Cows Need Amino Acids Not Protein Dairy cows, like all mammals, require amino acids, not proteins per se, which cells use as building blocks to form proteins needed for body functions, growth, reproduction, and milk production. Thus, diets are formulated to supply these needed amino acids. Of the 20 amino acids found in proteins in an animal’s body, 10 are considered essential; in other words the body cannot make these 10 amino acids from others and they must be absorbed as such by cells in the small intestine from either dietary or microbial protein.
Among these 10 essential amino acids, lysine, methionine, and, under certain conditions, tryptophan are known as limiting amino acids because they may not be supplied naturally in adequate amounts and must be supplemented as a feed additive to correct deficiencies. Corn-based ingredients, such as corn grain, are deficient in lysine and soybean-based products are deficient in methionine. Ration balancing programs calculate the amount of lysine and methionine supplied and allow the user to determine if additional lysine and/or methionine may need to be added to support milk production of a particular group of cows. As we learn more about the role and supply of each essential amino acid, additional amounts of these amino acids and others may need to be added to balanced diets to support an improved performance. Feeds Short Protein- What Can I Do? When deficiencies are found, alternative feedstuffs and/or feed additives can be added to correct the problem and allow for the synthesis of more metabolizable protein to support milk production. By understanding which protein-related fraction is deficient, one can target the use of specific ingredients and feed additives. For example, if a rapidly-degraded nitrogen source is needed, urea could be a cost effective means of providing the needed nitrogen for the rumen bacteria.

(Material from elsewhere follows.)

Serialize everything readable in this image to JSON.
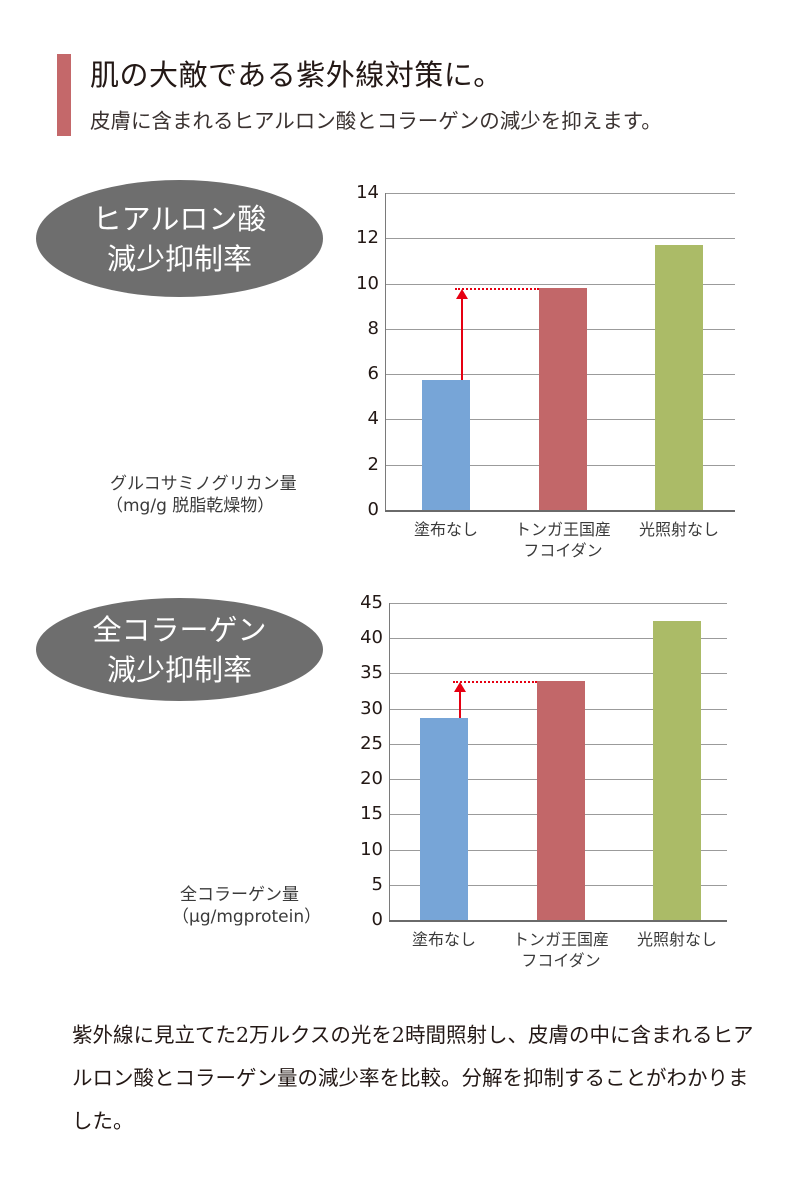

Correcting deficiencies in protein-related fractions is often possible in contrast to deficiencies in energy. Farmers may not like the additional cost of protein, but changes can be made to allow optimum performance and the greatest return above feed costs.
Accurate and current feed samples are needed so that the most accurate and up-to-date data are used in ration balancing software. One thing to remember, a nitrogen and carbohydrate source needs to be present at the same time to maximize microbial protein, the most cost-effective protein source and thus, amino acid source for a cow.
The take home message here is carbohydrates, which supply energy, may be the limiting nutrient for the rumen bacteria and not protein or nitrogen. A carbohydrate deficiency for the rumen bacteria can occur when lower quality forages or the incorrect type and amount of concentrates are fed. Limitations in a carbohydrate source for the rumen bacteria can create a protein deficiency for the cow even though adequate nitrogen may be present for the bacteria. Thus, returning to my opening statement from Dr. Chase, “Your nutritionist is only as good as your forage”.